A male, left, and a female, right, of the new monkey species. M. Emetshu & J. A. Hart, PLoS One

Lesula (Cercopithecus lomamiensis) is the world’s newest species of monkey. Hailing from the Democratic Republic of the Congo, Lesula is only the second new monkey species discovered in Africa over the past 28 years.

Lesula has a “shy and quiet” disposition, with “a naked face and a mane of long blond hair,” The Guardian reports. It spends its days munching on fruits and veggies and makes its home in a 6,500 square mile habitat on the ground and in the trees of the central DRC’s lowland rain forests.

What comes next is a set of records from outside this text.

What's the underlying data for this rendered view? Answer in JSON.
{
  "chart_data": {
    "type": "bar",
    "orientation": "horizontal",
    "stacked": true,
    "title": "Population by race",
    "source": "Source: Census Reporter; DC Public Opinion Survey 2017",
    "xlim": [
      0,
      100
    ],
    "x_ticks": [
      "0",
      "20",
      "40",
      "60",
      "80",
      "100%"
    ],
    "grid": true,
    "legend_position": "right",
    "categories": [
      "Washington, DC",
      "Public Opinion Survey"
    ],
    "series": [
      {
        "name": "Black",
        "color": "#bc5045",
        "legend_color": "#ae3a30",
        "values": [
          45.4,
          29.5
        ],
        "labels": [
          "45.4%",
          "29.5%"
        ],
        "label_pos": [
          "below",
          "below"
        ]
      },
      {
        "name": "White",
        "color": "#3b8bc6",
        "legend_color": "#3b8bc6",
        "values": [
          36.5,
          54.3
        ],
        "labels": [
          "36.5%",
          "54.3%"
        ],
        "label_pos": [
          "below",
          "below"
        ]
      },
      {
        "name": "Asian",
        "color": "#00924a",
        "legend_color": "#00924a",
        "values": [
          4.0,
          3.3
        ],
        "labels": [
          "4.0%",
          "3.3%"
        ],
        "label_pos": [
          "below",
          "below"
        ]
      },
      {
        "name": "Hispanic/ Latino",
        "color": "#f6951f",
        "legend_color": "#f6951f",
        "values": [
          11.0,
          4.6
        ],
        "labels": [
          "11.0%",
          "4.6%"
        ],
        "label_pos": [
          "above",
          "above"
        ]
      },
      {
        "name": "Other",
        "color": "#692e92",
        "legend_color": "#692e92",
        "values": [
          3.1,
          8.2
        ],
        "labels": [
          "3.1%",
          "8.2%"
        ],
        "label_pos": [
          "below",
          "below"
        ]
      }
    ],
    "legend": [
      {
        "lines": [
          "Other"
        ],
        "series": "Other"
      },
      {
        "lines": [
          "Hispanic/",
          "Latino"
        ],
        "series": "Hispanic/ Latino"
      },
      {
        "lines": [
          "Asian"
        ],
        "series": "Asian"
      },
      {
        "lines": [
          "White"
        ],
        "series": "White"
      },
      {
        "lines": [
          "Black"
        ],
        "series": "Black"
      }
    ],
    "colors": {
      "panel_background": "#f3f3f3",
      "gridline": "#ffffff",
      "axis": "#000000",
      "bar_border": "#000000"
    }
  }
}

Researchers from Yale University’s Peabody Museum of Natural History first came across the species in 2007. A primary school teacher in the DRC was keeping a female Lesula as a pet. The researchers thought the animal resembled the owl-faced monkey, but with different coloring. Puzzled, they took a few samples from the teacher’s pet. Later, genetic testing confirmed their hunch: it was a new species. They published their findings in the journal PLos One.

The scientists are already fearful that the newly discovered species may be vulnerable. Though it lives in a remote area with few humans around, it is hunted for bushmeat. The school teacher who kept the original pet Lesula, for example, claimed he took the animal in as a baby after one of his family members killed the monkey’s mother in the forest. For now, Lesula is categorized as vulnerable on the IUCN red list of threatened species.

The researchers hope to turn Lesula into a flagship species for the area, thinking it could represent conservation efforts for the DRC’s endangered fauna.